Pero donde la chef se explaya a su gusto es en los arroces, un rosario de “piezas” que hablan esperanto y que, como Clint Eastwood en “La muerte tenía un precio”, María José elabora “con la derecha” (la que el pistolero interpretado por Eastwood guardaba bajo el poncho y sólo usaba para disparar). Y aunque hay algunos más tormentosos –el integral J. Sendra al horno con jamón ibérico y crujiente de morcilla-, todos son opulentas cornucopias en el plato. El bomba semi integral de Calasparra con alcachofas, setas y azafrán; el de pollo campero, albufera, ahumado con sarmientos; o el caldoso, albufera, con bogavante crudo –caliente sólo de la promiscuidad del arroz- e hinojos, que suena como un Marshall.
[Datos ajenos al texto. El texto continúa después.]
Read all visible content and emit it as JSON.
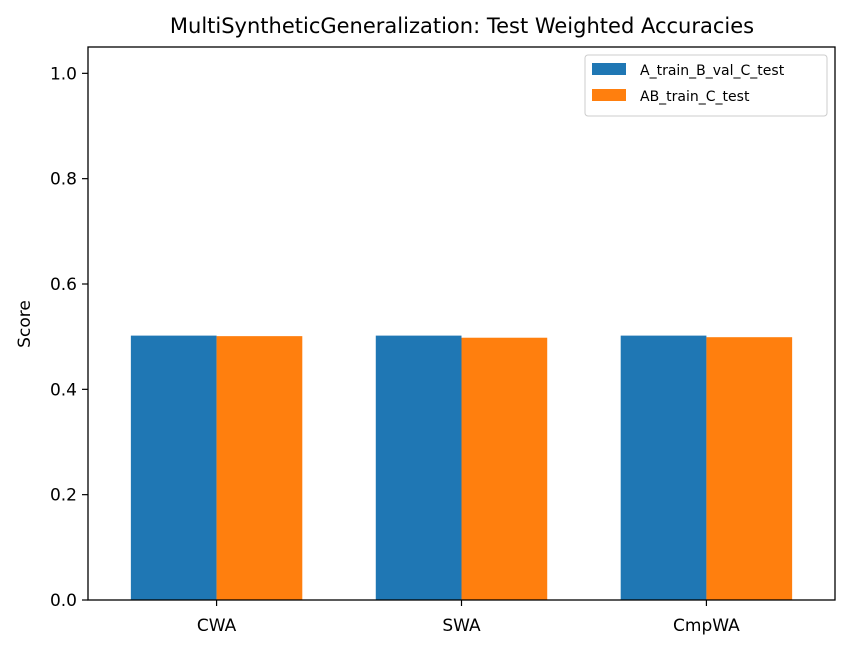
{
  "chart_data": {
    "type": "bar",
    "title": "MultiSyntheticGeneralization: Test Weighted Accuracies",
    "xlabel": "",
    "ylabel": "Score",
    "categories": [
      "CWA",
      "SWA",
      "CmpWA"
    ],
    "series": [
      {
        "name": "A_train_B_val_C_test",
        "color": "#1f77b4",
        "values": [
          0.502,
          0.502,
          0.502
        ]
      },
      {
        "name": "AB_train_C_test",
        "color": "#ff7f0e",
        "values": [
          0.501,
          0.498,
          0.499
        ]
      }
    ],
    "ylim": [
      0,
      1.05
    ],
    "yticks": [
      0.0,
      0.2,
      0.4,
      0.6,
      0.8,
      1.0
    ],
    "ytick_labels": [
      "0.0",
      "0.2",
      "0.4",
      "0.6",
      "0.8",
      "1.0"
    ],
    "grid": false,
    "legend_position": "top-right"
  }
}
Final universalista con un crudo de cigala, sardina, caviar y fondo de trigo verde “freekeh”.
Fue la tarde una tertulia a la fresca –en el “roof”- con Lluís. Y, tras pasar la noche en la “suite des palmiers”, cerré este “alicanting” extendido en La Vaquería, otro de los establecimientos de María José y Pitu (al cual, por cierto, le van a conceder una calle en Alicante), con ensaladas de pulpo y aguacate, otra de la huerta, sardinas a la brasa, “roast beef” con rábano picante y el “camuflado”, un “password” que da acceso disimulado a unas sacrílegas fresas con nata y helado de chocolate oculto por debajo. No, sí, ya sé… Pero, oye, la noche anterior, antes de “las palmeras”, lo confieso, probé las patatas stroganoff del Flamingo sin que me temblara el pulso. ¿O qué?